It appears that the failure of Swiss government-backed Swiss bank UBS last year, which was subsequently absorbed by Credit Suisse, prompted the government to regulate more restrictively for banks that are considered key and too big to fail destabilizing the Swiss economy, in April. Hence, the Swiss National Bank and the governing federal council acted on capital requirements, liquidity, early intervention, and recovery and resolution planning. UBS as a combined bank is currently stronger than Credit Suisse before the crisis, but there are still weaknesses that need to be addressed according to the central bank's communiqués. It appears that the liquidity coverage ratio is proving to be a key measure of the bank's ability to meet its payout and cash demands after the panic and outflows of retail deposits were greater and faster than assumed. In other words, panic has been severe throughout the past year and it has been difficult to calm savers. The antitrust watchdog on the one hand is of the opinion that more scrutiny should be exercised on the group, while the Swiss financial regulator is of the opposite opinion.
On the other hand, international investors have mostly invested in Swiss cash equities trying to obtain discounted prices resulting from the Swiss banking panic and also hoping that a market like Switzerland, very focused on exports especially to Europe, would outperform its peers, largely as a result of central bank policy changes that may push the Swiss franc further away from the highs reached in 2023. Although there is a perceived global slowdown, and the third quarter of the year is not going to be easy for exporters as the franc does not facilitate business by being too high, the central bank's guideline is that this could change soon, trying to tune in to Fed and ECB policies.
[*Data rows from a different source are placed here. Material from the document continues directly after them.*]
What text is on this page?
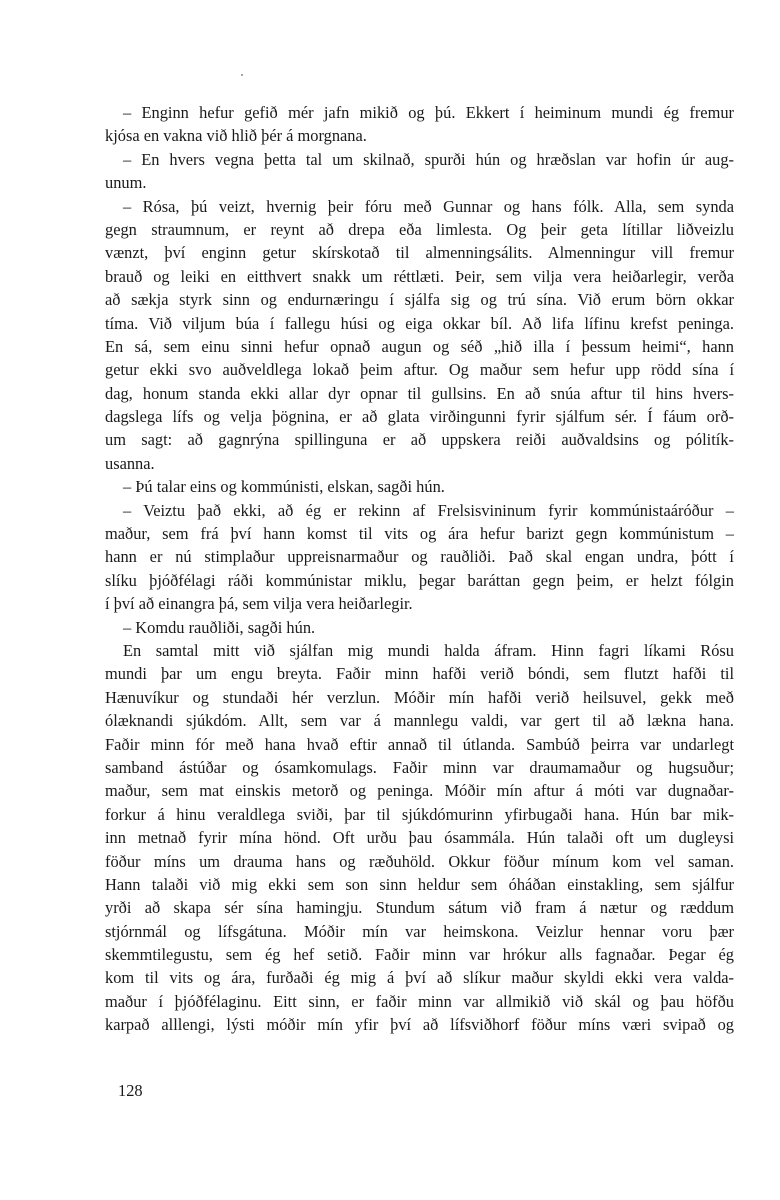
– Enginn hefur gefið mér jafn mikið og þú. Ekkert í heiminum mundi ég fremur
kjósa en vakna við hlið þér á morgnana.
– En hvers vegna þetta tal um skilnað, spurði hún og hræðslan var hofin úr aug-
unum.
– Rósa, þú veizt, hvernig þeir fóru með Gunnar og hans fólk. Alla, sem synda
gegn straumnum, er reynt að drepa eða limlesta. Og þeir geta lítillar liðveizlu
vænzt, því enginn getur skírskotað til almenningsálits. Almenningur vill fremur
brauð og leiki en eitthvert snakk um réttlæti. Þeir, sem vilja vera heiðarlegir, verða
að sækja styrk sinn og endurnæringu í sjálfa sig og trú sína. Við erum börn okkar
tíma. Við viljum búa í fallegu húsi og eiga okkar bíl. Að lifa lífinu krefst peninga.
En sá, sem einu sinni hefur opnað augun og séð „hið illa í þessum heimi“, hann
getur ekki svo auðveldlega lokað þeim aftur. Og maður sem hefur upp rödd sína í
dag, honum standa ekki allar dyr opnar til gullsins. En að snúa aftur til hins hvers-
dagslega lífs og velja þögnina, er að glata virðingunni fyrir sjálfum sér. Í fáum orð-
um sagt: að gagnrýna spillinguna er að uppskera reiði auðvaldsins og pólitík-
usanna.
– Þú talar eins og kommúnisti, elskan, sagði hún.
– Veiztu það ekki, að ég er rekinn af Frelsisvininum fyrir kommúnistaáróður –
maður, sem frá því hann komst til vits og ára hefur barizt gegn kommúnistum –
hann er nú stimplaður uppreisnarmaður og rauðliði. Það skal engan undra, þótt í
slíku þjóðfélagi ráði kommúnistar miklu, þegar baráttan gegn þeim, er helzt fólgin
í því að einangra þá, sem vilja vera heiðarlegir.
– Komdu rauðliði, sagði hún.
En samtal mitt við sjálfan mig mundi halda áfram. Hinn fagri líkami Rósu
mundi þar um engu breyta. Faðir minn hafði verið bóndi, sem flutzt hafði til
Hænuvíkur og stundaði hér verzlun. Móðir mín hafði verið heilsuvel, gekk með
ólæknandi sjúkdóm. Allt, sem var á mannlegu valdi, var gert til að lækna hana.
Faðir minn fór með hana hvað eftir annað til útlanda. Sambúð þeirra var undarlegt
samband ástúðar og ósamkomulags. Faðir minn var draumamaður og hugsuður;
maður, sem mat einskis metorð og peninga. Móðir mín aftur á móti var dugnaðar-
forkur á hinu veraldlega sviði, þar til sjúkdómurinn yfirbugaði hana. Hún bar mik-
inn metnað fyrir mína hönd. Oft urðu þau ósammála. Hún talaði oft um dugleysi
föður míns um drauma hans og ræðuhöld. Okkur föður mínum kom vel saman.
Hann talaði við mig ekki sem son sinn heldur sem óháðan einstakling, sem sjálfur
yrði að skapa sér sína hamingju. Stundum sátum við fram á nætur og ræddum
stjórnmál og lífsgátuna. Móðir mín var heimskona. Veizlur hennar voru þær
skemmtilegustu, sem ég hef setið. Faðir minn var hrókur alls fagnaðar. Þegar ég
kom til vits og ára, furðaði ég mig á því að slíkur maður skyldi ekki vera valda-
maður í þjóðfélaginu. Eitt sinn, er faðir minn var allmikið við skál og þau höfðu
karpað alllengi, lýsti móðir mín yfir því að lífsviðhorf föður míns væri svipað og
128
Morningstar Direct reported that Swiss-domiciled funds recorded their highest net inflows since 2022.
The Swiss SMI index caught up with the European STOXX 600 rising 2% so far this year after last year's 3.8% rise, well behind the 12.7% increase of the European one. To a large extent, one could consider that the "Franc" was partly to blame for this, as many Swiss firms as we say are exporters and report their profits and pay part of their costs in francs, which means that the cost of currency conversion means that these profits are reduced. The independent firm Kepler Cheuvreux, reported that around 25% of SMI performance is foreign exchange movements, and this has become more acute in 2023 with the franc so expensive against the euro and the dollar, being the highest level since 2015. To name a few, pharma Roche or watch firm Swatch, remarked that the currency was proving a drag on their earnings in the last quarter of 2023. It is foreseeable to believe that this will gradually ease over the course of the year.
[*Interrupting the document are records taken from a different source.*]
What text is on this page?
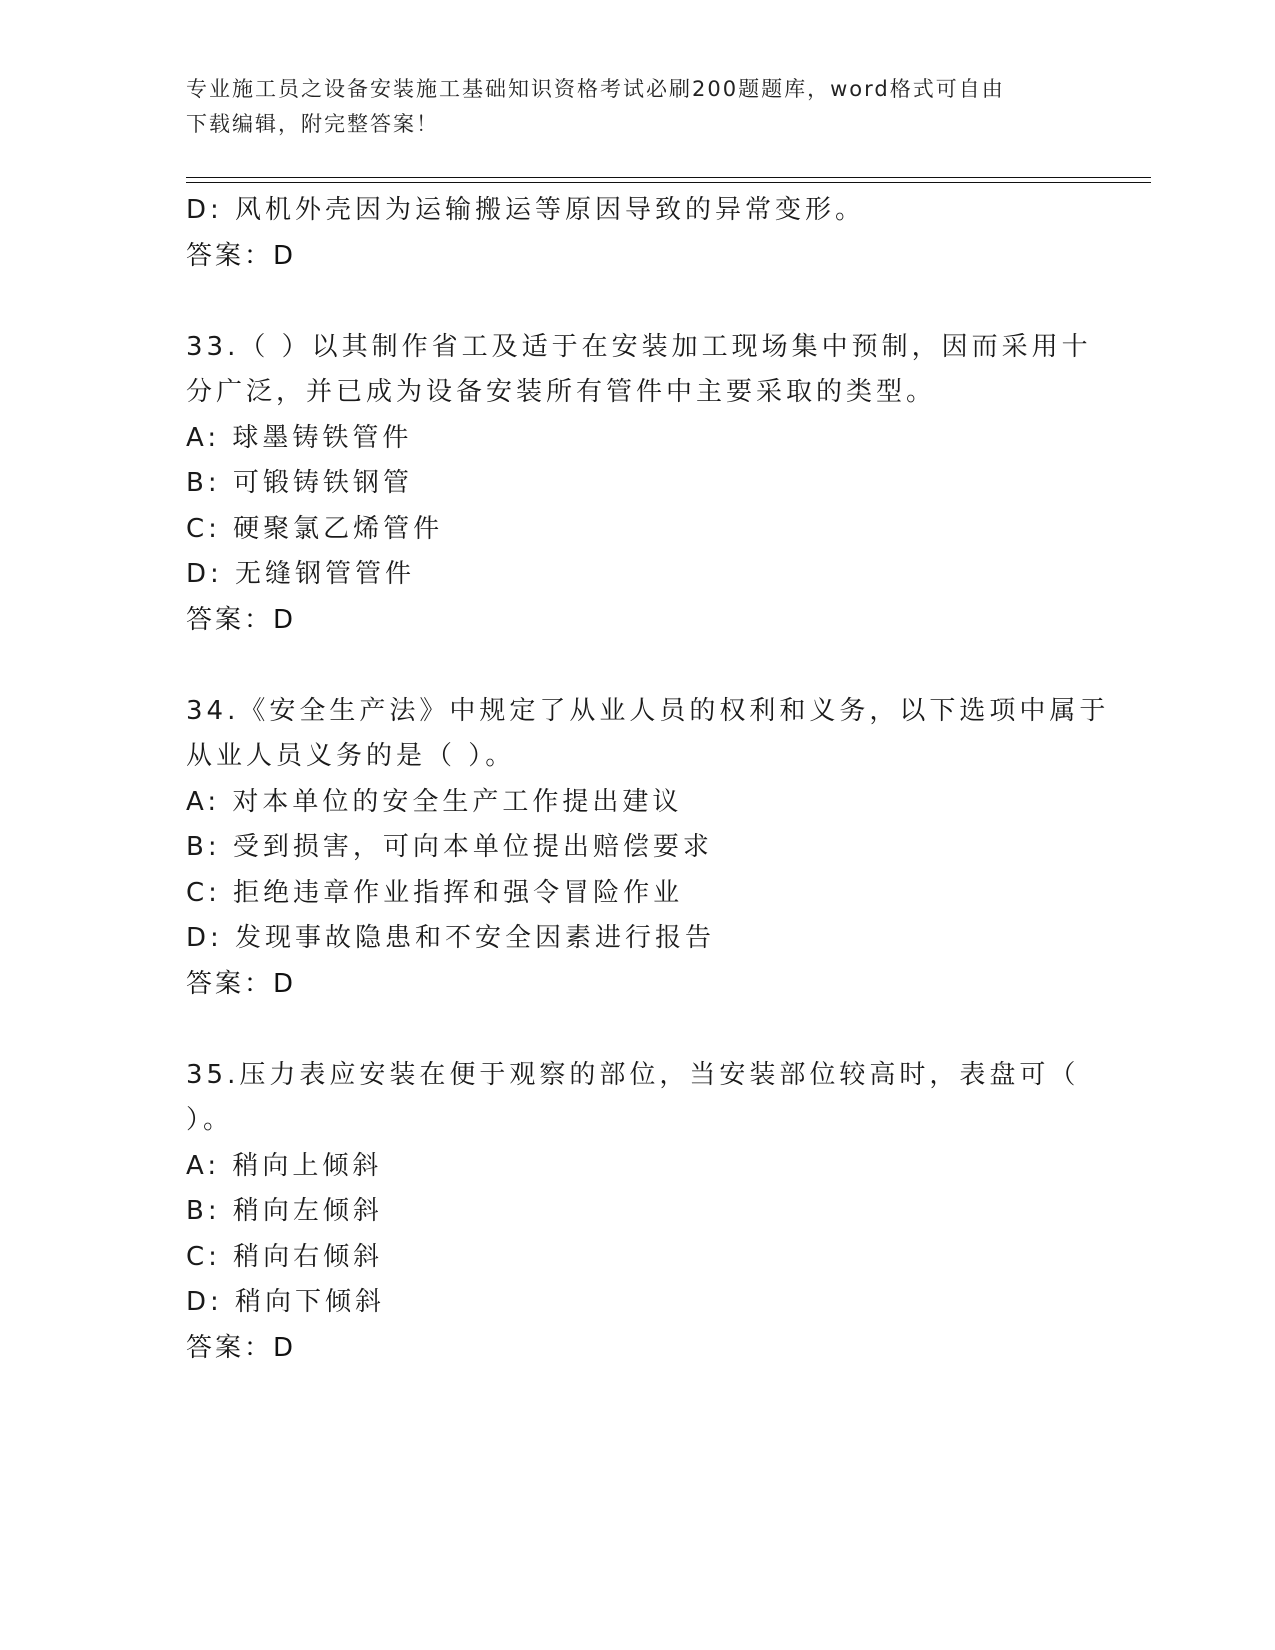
专业施工员之设备安装施工基础知识资格考试必刷200题题库，word格式可自由
下载编辑，附完整答案！
D: 风机外壳因为运输搬运等原因导致的异常变形。
答案：D
33.（ ）以其制作省工及适于在安装加工现场集中预制，因而采用十
分广泛，并已成为设备安装所有管件中主要采取的类型。
A: 球墨铸铁管件
B: 可锻铸铁钢管
C: 硬聚氯乙烯管件
D: 无缝钢管管件
答案：D
34.《安全生产法》中规定了从业人员的权利和义务，以下选项中属于
从业人员义务的是（ ）。
A: 对本单位的安全生产工作提出建议
B: 受到损害，可向本单位提出赔偿要求
C: 拒绝违章作业指挥和强令冒险作业
D: 发现事故隐患和不安全因素进行报告
答案：D
35.压力表应安装在便于观察的部位，当安装部位较高时，表盘可（
）。
A: 稍向上倾斜
B: 稍向左倾斜
C: 稍向右倾斜
D: 稍向下倾斜
答案：D
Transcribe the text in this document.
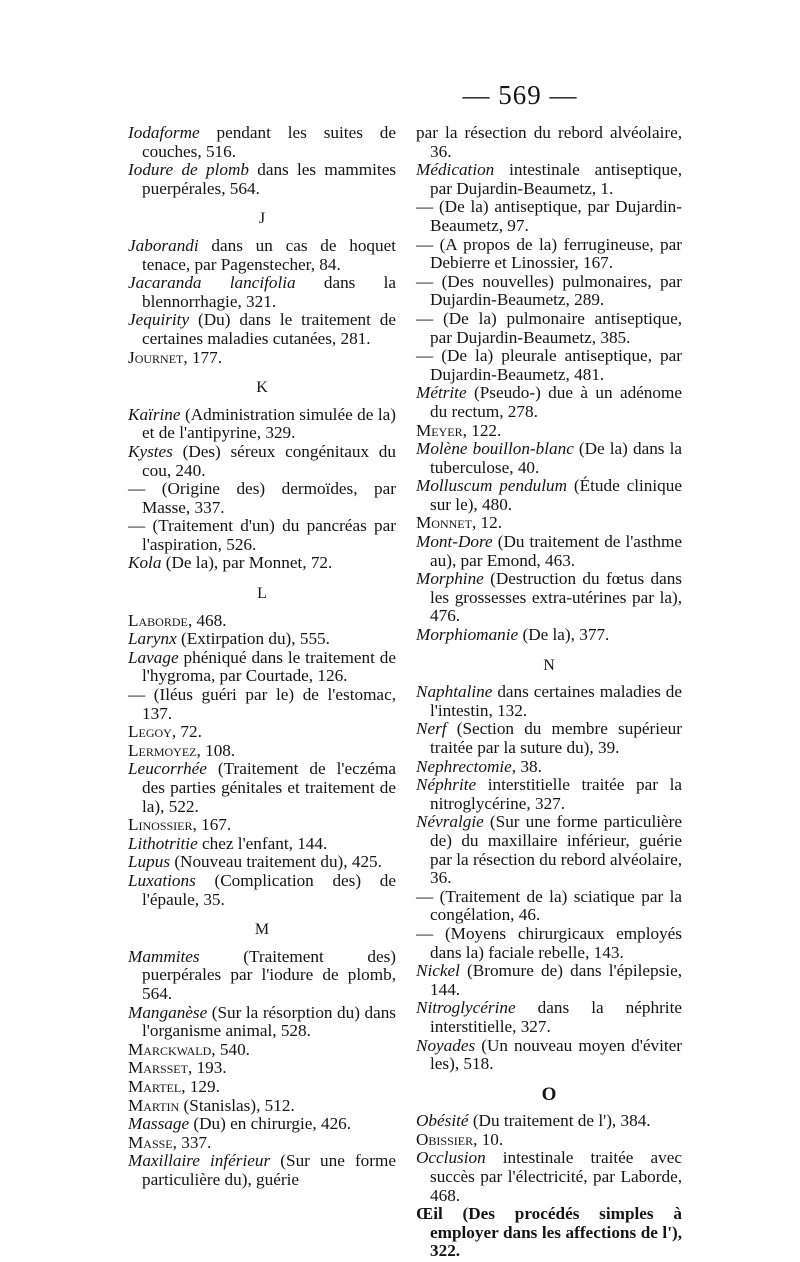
— 569 —

Iodaforme pendant les suites de couches, 516.

Iodure de plomb dans les mammites puerpérales, 564.

J

Jaborandi dans un cas de hoquet tenace, par Pagenstecher, 84.

Jacaranda lancifolia dans la blennorrhagie, 321.

Jequirity (Du) dans le traitement de certaines maladies cutanées, 281.

Journet, 177.

K

Kaïrine (Administration simulée de la) et de l'antipyrine, 329.

Kystes (Des) séreux congénitaux du cou, 240.

— (Origine des) dermoïdes, par Masse, 337.

— (Traitement d'un) du pancréas par l'aspiration, 526.

Kola (De la), par Monnet, 72.

L

Laborde, 468.

Larynx (Extirpation du), 555.

Lavage phéniqué dans le traitement de l'hygroma, par Courtade, 126.

— (Iléus guéri par le) de l'estomac, 137.

Legoy, 72.

Lermoyez, 108.

Leucorrhée (Traitement de l'eczéma des parties génitales et traitement de la), 522.

Linossier, 167.

Lithotritie chez l'enfant, 144.

Lupus (Nouveau traitement du), 425.

Luxations (Complication des) de l'épaule, 35.

M

Mammites (Traitement des) puerpérales par l'iodure de plomb, 564.

Manganèse (Sur la résorption du) dans l'organisme animal, 528.

Marckwald, 540.

Marsset, 193.

Martel, 129.

Martin (Stanislas), 512.

Massage (Du) en chirurgie, 426.

Masse, 337.

Maxillaire inférieur (Sur une forme particulière du), guérie

par la résection du rebord alvéolaire, 36.

Médication intestinale antiseptique, par Dujardin-Beaumetz, 1.

— (De la) antiseptique, par Dujardin-Beaumetz, 97.

— (A propos de la) ferrugineuse, par Debierre et Linossier, 167.

— (Des nouvelles) pulmonaires, par Dujardin-Beaumetz, 289.

— (De la) pulmonaire antiseptique, par Dujardin-Beaumetz, 385.

— (De la) pleurale antiseptique, par Dujardin-Beaumetz, 481.

Métrite (Pseudo-) due à un adénome du rectum, 278.

Meyer, 122.

Molène bouillon-blanc (De la) dans la tuberculose, 40.

Molluscum pendulum (Étude clinique sur le), 480.

Monnet, 12.

Mont-Dore (Du traitement de l'asthme au), par Emond, 463.

Morphine (Destruction du fœtus dans les grossesses extra-utérines par la), 476.

Morphiomanie (De la), 377.

N

Naphtaline dans certaines maladies de l'intestin, 132.

Nerf (Section du membre supérieur traitée par la suture du), 39.

Nephrectomie, 38.

Néphrite interstitielle traitée par la nitroglycérine, 327.

Névralgie (Sur une forme particulière de) du maxillaire inférieur, guérie par la résection du rebord alvéolaire, 36.

— (Traitement de la) sciatique par la congélation, 46.

— (Moyens chirurgicaux employés dans la) faciale rebelle, 143.

Nickel (Bromure de) dans l'épilepsie, 144.

Nitroglycérine dans la néphrite interstitielle, 327.

Noyades (Un nouveau moyen d'éviter les), 518.

O

Obésité (Du traitement de l'), 384.

Obissier, 10.

Occlusion intestinale traitée avec succès par l'électricité, par Laborde, 468.

Œil (Des procédés simples à employer dans les affections de l'), 322.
It is clear that companies reporting in Swiss francs are facing a huge hurdle and this creates competitiveness issues for them against their Japanese rivals, as the yen was the worst performing currency in 2023 falling 15% against the franc. Although the pharma and food sectors are relatively countercyclical and are well represented in the Swiss index, both sectors will benefit from a weak franc to sell to Europe. Many strategists may have thought that "the Swiss franc is short" by 2024, coupled with the slowdown in global growth may favor defensive sectors. It would not be surprising to see European equities outperform by this currency offset by the end of 2024, given that they are currently undervalued, versus Europeans who may be overweight.
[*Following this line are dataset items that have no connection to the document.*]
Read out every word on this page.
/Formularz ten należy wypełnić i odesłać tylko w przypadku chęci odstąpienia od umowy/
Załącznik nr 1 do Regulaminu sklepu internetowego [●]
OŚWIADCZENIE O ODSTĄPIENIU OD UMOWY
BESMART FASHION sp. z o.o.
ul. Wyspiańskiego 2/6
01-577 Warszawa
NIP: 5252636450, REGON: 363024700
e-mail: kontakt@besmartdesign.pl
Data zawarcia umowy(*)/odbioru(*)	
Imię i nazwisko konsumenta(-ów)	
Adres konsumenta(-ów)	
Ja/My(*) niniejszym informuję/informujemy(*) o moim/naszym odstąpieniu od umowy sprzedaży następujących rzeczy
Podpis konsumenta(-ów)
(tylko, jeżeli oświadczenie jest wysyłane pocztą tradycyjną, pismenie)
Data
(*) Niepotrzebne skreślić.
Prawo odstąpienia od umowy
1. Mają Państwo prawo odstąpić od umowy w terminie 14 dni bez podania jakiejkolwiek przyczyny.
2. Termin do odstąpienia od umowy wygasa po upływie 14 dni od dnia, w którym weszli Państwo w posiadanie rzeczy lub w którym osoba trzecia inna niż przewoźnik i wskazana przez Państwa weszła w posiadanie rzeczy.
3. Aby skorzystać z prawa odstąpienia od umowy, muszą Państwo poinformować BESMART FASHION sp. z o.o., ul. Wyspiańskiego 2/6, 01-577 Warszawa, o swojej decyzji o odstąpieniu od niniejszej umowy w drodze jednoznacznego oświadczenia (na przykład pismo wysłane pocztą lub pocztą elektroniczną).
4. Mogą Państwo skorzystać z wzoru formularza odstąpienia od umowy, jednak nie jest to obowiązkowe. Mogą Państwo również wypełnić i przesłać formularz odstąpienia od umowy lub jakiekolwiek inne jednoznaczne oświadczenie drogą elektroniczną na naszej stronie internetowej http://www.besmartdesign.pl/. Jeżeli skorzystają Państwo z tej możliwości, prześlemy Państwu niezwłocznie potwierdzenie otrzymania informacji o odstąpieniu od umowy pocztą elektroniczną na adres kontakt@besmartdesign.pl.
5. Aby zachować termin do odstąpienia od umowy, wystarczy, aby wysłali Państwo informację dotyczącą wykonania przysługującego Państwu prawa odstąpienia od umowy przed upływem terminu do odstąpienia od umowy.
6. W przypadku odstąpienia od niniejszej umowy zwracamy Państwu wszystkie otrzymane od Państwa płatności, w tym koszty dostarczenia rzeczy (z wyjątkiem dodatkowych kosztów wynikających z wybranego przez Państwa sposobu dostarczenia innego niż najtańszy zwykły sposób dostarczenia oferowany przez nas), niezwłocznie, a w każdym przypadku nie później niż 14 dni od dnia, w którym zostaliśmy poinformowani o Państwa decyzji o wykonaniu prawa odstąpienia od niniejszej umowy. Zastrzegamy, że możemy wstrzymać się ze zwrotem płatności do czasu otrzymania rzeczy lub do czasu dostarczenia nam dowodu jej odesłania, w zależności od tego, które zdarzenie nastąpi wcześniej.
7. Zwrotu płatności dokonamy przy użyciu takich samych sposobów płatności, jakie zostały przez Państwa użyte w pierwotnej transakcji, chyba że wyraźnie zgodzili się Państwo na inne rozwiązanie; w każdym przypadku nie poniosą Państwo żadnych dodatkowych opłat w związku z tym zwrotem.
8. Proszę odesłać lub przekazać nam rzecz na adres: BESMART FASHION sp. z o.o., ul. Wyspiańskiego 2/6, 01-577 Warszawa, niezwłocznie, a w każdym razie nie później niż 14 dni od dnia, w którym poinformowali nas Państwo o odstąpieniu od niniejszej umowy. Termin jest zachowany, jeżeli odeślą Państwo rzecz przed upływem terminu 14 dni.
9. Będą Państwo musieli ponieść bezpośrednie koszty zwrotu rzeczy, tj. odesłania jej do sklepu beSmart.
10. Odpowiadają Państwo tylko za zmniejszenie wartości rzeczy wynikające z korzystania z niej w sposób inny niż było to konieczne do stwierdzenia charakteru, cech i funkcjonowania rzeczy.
So far this year the franc has corrected its price levels and this could be a bullish sign for the SNB. Note that the Swiss franc is largely driven by two factors: global tensions are forcing investors to seek a safe haven currency and the SNB and its policies are the second factor. According to the SNB, the current level of inflation seems to be to its liking, so this could facilitate currency issuance. This bank is so interventionist that exemplifying, in 2022-23 they engaged in currency buying to reduce pressure on imported goods pushing their currency higher. Now with inflation under control, they are again turning their eye to franc appreciation. It is quite possible that the SNB has sold francs to bring this weakening forward, and this is visible after they showed data this month with a big jump in their January foreign currency reserves.
If we look at the 1 hour chart of the SMI, since May 1st the index has been climbing until it hit a brake at the end of the month, again in June it started another upward push until it reached the highs on June 7th and we are currently in a moment of correction. This only seems to be a stop to gather strength. At this moment the price bell is formed by a double bell with the lower part in the area near the lows and the upper part of the bell with the highest current volume in the price zone of 12,000 points. It is foreseeable that the index will seek to break out of the bearish corrective channel to support a new rampant price rise, as it is now one of the key indexes in the Eurozone.